We detect a troubling development in Washington state politics. Call it the rise of extortion politics — as in, give me what I want or I’ll really hurt you.

First case in point is professional initiative promoter Tim Eyman. He’s back this year with hardball tactics on a tax-restricting proposal, Initiative 1366. Similarly, Senate majority Republicans put a “poison pill” in the new transportation tax package to punish Gov. Jay Insle’s pro-transit allies if he took certain regulatory actions on climate change.

I-1366 proposes to cut $1 billion a year in sales taxes from state budgets. Generous man that he is, Eyman is willing to stop that from happening, but only if lawmakers meet his nonnegotiable demand (and his real goal). That is to put a constitutional amendment on the ballot in 2016. The amendment would require the Legislature to muster a two-thirds vote to pass any tax increase or to close any tax exemption or loophole.

Eyman wants a constitutional amendment, because the state Supreme Court says he can’t require a two-thirds vote for taxes with an initiative. Ironically, he’s been unable to persuade a two-thirds supermajority of the House and Senate to put it on the ballot. Thus he resorts to extortion.

Eyman had a similar proposal in the past that failed to get enough signatures to qualify for the ballot, but state elections officials verified that it has enough valid voter signatures to win a spot on the November ballot.

We hope this doesn’t signal a new modus operandi for Eyman or his Republican allies. But it might be a trend. The Senate’s Republican majority’s poison pill in the $16 billion state transportation tax package contained an extorted policy that Inslee signed into law two weeks ago.

In their zeal to stop Inslee, once dubbed the “greenest governor” in the country, from a major accomplishment on his signature issue, climate change, the Republicans blocked his ability to even start a rule-making process for a clean-fuels standard. This was a failing in what overall was a badly needed roads and transit package that ends years of stalemate on major projects that need completing.

The poison pill could have caused serious damage if Inslee had swallowed it, an option he claimed he was seriously considering: More than $1 billion earmarked for transit, trails and other nonroad uses in the transportation package would have been impounded for use on roads if his Department of Ecology began writing a rule to require a cleaner fuels mix.

On Tuesday, Inslee found a way around the Senate.
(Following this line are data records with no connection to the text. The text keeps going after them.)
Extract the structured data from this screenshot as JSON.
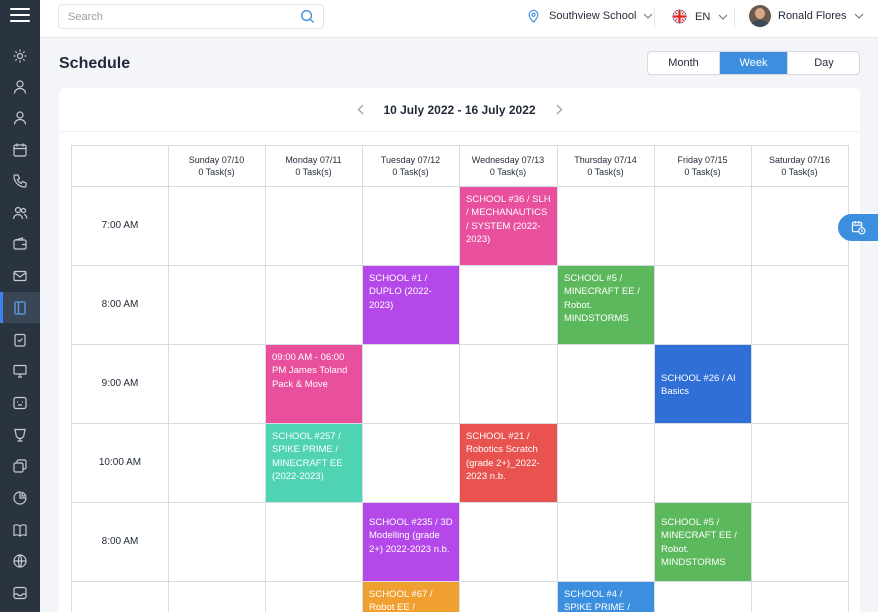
{
  "search": {
    "placeholder": "Search"
  },
  "header": {
    "school": "Southview School",
    "language": "EN",
    "user_name": "Ronald Flores"
  },
  "page": {
    "title": "Schedule"
  },
  "view_toggle": {
    "options": [
      "Month",
      "Week",
      "Day"
    ],
    "selected": "Week"
  },
  "week": {
    "range_label": "10 July 2022 - 16 July 2022"
  },
  "days": [
    {
      "name": "Sunday 07/10",
      "tasks": "0 Task(s)"
    },
    {
      "name": "Monday 07/11",
      "tasks": "0 Task(s)"
    },
    {
      "name": "Tuesday 07/12",
      "tasks": "0 Task(s)"
    },
    {
      "name": "Wednesday 07/13",
      "tasks": "0 Task(s)"
    },
    {
      "name": "Thursday 07/14",
      "tasks": "0 Task(s)"
    },
    {
      "name": "Friday 07/15",
      "tasks": "0 Task(s)"
    },
    {
      "name": "Saturday 07/16",
      "tasks": "0 Task(s)"
    }
  ],
  "times": [
    "7:00 AM",
    "8:00 AM",
    "9:00 AM",
    "10:00 AM",
    "8:00 AM"
  ],
  "events": [
    {
      "text": "SCHOOL #36 / SLH / MECHANAUTICS / SYSTEM (2022-2023)",
      "color": "#e84f9c"
    },
    {
      "text": "SCHOOL #1 / DUPLO (2022-2023)",
      "color": "#b548e8"
    },
    {
      "text": "SCHOOL #5 / MINECRAFT EE / Robot. MINDSTORMS",
      "color": "#5cb85c"
    },
    {
      "text": "09:00 AM - 06:00 PM James Toland Pack & Move",
      "color": "#e84f9c"
    },
    {
      "text": "SCHOOL #26 / AI Basics",
      "color": "#2f6fd6"
    },
    {
      "text": "SCHOOL #257 / SPIKE PRIME / MINECRAFT EE (2022-2023)",
      "color": "#4fd3b2"
    },
    {
      "text": "SCHOOL #21 / Robotics Scratch (grade 2+)_2022-2023 n.b.",
      "color": "#e9534f"
    },
    {
      "text": "SCHOOL #235 / 3D Modelling (grade 2+) 2022-2023 n.b.",
      "color": "#b548e8"
    },
    {
      "text": "SCHOOL #5 / MINECRAFT EE / Robot. MINDSTORMS",
      "color": "#5cb85c"
    },
    {
      "text": "SCHOOL #67 / Robot EE /",
      "color": "#f0a030"
    },
    {
      "text": "SCHOOL #4 / SPIKE PRIME /",
      "color": "#3b8fde"
    }
  ],
  "icons": {
    "sidebar": [
      "gear-icon",
      "user-icon",
      "user-alt-icon",
      "calendar-icon",
      "phone-icon",
      "users-icon",
      "wallet-icon",
      "mail-icon",
      "schedule-icon",
      "clipboard-icon",
      "monitor-icon",
      "chat-icon",
      "trophy-icon",
      "cards-icon",
      "chart-pie-icon",
      "book-icon",
      "globe-icon",
      "inbox-icon"
    ],
    "active_sidebar": "schedule-icon"
  },
  "colors": {
    "accent": "#3b8fde",
    "sidebar_bg": "#2a3441"
  }
}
He opted to instead ask Ecology to write rules that would impose a cap on carbon emissions.

A cap is one piece of the California-style, cap-and-trade proposal that Inslee proposed to lawmakers. The Senate GOP, many of its members backed by oil interests in the last election, flatly rejected the plan, and House Democrats warmed to the idea but never put Inslee’s pollution-fee proposal to a vote.

As Inslee pointed out in a meeting this week with our editorial board, Washington has carbon reduction targets written into state law that won’t be reached by 2020 without action that the Republican Senate was blocking.

Many details need to be fleshed out around Inslee’s cap proposal, which his staff predicts will take more than a year to develop. Business groups immediately complained that Inslee was resorting to executive action, which President Barack Obama has done for greenhouse gases emitted by power plants.

But what’s unfolding here is a governor is standing up to special interests to force action against global warming. Senate Republicans tried to dodge this issue by suggesting an incentives approach could do the job.

It’s easy to understand the governor’s motivation, though many are criticizing it.

At some point leaders must stand and resist coercion by special interests. Just as voters and lawmakers should do in the case of Eyman.